Sejauh pengamatan saya, Tuan Guru Bajang adalah politisi yang lumayan. Selama 10 tahun kepemimpinannya sebagai gubernur, NTB dipromosikan sedemikian rupa. Salah satunya adalah tujuan wisata halal dunia. Berbagai acara besar, mulai dari konferensi, festival, hingga muktamar digelar di sana.
Akan tetapi, seperti pemimpin-pemimpin daerah lainnya, Tuan Guru Bajang adalah politisi yang cari aman. Alih-alih melakukan reformasi birokrasi yang kongkret seperti dikerjakan Ahok di Jakarta, bahkan ada kecenderungan dia justru hanya mementingkan kelompoknya. Oleh karena itu, persoalan sosial di propinsi ini tidak pernah teratasi, seperti TKI yang tidak terlindungi dan pengungsi Ahmadiyah yang terus terkatung-katung nasibnya.

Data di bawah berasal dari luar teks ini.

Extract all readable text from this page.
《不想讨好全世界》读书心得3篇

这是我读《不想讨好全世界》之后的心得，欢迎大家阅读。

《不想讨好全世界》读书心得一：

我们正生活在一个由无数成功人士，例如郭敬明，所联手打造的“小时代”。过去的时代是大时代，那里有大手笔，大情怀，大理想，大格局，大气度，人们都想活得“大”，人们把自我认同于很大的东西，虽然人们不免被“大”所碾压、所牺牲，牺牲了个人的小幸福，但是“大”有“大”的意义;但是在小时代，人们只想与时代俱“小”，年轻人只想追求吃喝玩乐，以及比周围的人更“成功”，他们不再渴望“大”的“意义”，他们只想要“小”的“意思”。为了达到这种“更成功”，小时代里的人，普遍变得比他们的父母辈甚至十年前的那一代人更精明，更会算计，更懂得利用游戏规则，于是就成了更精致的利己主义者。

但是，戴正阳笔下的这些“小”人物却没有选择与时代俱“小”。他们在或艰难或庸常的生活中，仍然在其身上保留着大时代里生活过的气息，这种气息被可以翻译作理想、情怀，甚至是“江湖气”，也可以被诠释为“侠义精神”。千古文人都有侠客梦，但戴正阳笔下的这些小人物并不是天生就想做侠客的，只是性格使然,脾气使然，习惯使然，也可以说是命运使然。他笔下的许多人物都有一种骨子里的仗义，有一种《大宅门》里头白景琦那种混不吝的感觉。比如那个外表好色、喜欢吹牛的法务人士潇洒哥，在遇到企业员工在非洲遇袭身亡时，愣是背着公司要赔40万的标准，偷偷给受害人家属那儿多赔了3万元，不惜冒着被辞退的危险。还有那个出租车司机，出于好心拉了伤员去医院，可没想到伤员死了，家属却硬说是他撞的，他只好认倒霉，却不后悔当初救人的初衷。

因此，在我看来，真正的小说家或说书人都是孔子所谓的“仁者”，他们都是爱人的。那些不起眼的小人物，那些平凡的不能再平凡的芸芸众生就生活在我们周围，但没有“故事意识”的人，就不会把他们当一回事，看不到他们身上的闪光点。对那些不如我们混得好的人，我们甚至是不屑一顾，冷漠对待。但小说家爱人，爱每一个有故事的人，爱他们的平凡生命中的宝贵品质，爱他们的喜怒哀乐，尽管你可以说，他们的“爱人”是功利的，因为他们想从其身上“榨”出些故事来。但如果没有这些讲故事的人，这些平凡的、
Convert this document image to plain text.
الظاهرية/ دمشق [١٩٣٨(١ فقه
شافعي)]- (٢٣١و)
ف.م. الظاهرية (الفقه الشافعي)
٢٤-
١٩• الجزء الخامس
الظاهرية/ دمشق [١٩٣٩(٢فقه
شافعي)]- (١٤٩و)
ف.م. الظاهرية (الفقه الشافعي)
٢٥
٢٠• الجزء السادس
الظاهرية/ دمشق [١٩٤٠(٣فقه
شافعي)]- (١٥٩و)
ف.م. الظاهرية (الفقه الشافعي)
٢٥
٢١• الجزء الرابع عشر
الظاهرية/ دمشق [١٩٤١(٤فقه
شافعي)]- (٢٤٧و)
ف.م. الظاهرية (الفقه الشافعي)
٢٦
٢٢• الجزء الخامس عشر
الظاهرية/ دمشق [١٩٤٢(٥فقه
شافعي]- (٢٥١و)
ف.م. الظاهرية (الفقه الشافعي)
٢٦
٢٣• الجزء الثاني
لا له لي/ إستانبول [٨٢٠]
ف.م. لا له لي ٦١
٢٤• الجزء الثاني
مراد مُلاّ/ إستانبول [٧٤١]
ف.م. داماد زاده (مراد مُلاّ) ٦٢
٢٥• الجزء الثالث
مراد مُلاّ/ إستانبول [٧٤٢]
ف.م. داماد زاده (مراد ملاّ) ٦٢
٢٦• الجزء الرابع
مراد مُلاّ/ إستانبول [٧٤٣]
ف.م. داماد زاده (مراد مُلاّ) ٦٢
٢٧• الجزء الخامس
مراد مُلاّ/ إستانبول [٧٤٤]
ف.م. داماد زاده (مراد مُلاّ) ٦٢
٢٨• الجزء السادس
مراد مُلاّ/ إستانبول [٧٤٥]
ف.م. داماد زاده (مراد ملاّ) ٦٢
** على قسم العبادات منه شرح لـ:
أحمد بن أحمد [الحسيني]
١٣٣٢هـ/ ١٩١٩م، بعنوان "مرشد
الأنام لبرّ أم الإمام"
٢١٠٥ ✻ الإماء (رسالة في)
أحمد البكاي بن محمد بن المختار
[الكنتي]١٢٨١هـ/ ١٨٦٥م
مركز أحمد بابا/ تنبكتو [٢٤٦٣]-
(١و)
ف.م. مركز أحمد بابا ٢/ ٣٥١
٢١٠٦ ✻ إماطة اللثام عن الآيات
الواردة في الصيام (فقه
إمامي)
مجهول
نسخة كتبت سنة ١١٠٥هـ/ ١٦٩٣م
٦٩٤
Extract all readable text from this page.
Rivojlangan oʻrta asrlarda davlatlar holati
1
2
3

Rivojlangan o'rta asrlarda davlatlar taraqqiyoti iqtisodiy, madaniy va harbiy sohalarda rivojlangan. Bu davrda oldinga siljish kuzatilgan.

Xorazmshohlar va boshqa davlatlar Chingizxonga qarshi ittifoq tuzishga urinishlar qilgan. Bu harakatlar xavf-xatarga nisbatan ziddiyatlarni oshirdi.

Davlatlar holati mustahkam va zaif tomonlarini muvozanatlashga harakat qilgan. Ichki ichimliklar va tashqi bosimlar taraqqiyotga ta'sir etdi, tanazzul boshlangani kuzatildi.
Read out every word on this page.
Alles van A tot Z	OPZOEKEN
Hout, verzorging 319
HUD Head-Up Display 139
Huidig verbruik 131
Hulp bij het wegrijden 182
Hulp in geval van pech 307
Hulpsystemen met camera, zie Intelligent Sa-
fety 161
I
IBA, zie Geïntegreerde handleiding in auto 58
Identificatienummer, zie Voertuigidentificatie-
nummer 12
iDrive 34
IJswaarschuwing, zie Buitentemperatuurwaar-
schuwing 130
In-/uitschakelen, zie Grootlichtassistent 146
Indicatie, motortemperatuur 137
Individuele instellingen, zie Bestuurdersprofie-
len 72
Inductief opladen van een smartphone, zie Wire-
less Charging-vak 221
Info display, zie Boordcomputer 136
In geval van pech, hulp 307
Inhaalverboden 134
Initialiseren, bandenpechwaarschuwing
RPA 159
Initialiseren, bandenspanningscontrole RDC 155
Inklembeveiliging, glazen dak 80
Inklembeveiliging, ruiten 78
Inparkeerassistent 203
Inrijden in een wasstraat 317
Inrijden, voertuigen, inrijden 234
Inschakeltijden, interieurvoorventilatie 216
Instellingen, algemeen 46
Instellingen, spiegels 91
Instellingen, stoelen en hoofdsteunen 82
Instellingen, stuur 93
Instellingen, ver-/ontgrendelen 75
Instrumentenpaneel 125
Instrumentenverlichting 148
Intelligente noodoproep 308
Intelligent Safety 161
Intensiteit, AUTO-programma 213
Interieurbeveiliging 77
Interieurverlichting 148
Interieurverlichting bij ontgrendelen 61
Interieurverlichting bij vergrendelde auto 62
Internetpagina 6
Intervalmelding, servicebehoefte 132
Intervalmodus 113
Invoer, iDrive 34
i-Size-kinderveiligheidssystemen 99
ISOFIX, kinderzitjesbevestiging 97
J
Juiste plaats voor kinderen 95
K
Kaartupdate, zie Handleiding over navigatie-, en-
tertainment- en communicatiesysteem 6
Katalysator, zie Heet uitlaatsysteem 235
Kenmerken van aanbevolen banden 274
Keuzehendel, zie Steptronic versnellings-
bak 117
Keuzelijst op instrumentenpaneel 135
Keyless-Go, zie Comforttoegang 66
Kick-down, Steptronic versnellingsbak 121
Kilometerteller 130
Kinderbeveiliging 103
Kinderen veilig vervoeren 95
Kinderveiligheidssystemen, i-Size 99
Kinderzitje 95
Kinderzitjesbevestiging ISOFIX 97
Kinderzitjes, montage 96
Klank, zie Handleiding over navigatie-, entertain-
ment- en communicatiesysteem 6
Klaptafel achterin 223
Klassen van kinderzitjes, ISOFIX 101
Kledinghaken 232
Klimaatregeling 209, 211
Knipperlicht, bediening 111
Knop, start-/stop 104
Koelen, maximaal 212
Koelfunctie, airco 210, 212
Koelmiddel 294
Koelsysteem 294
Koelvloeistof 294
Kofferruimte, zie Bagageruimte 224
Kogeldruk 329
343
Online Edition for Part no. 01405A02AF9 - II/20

Sekali lagi, mari kita lihat dukungan Tuan Guru Bajang kepada Jokowi sebagai hal yang biasa saja. Mungkin secara elektoral hal ini bisa menguntungkan Jokowi, tetapi politik bukan cuma soal menang atau kalah dalam pertarungan merebut kekuasan. Biarlah pemahaman politik yang sesat seperti ini hanya menjadi milik PKS dan para “kampret yang durhaka”!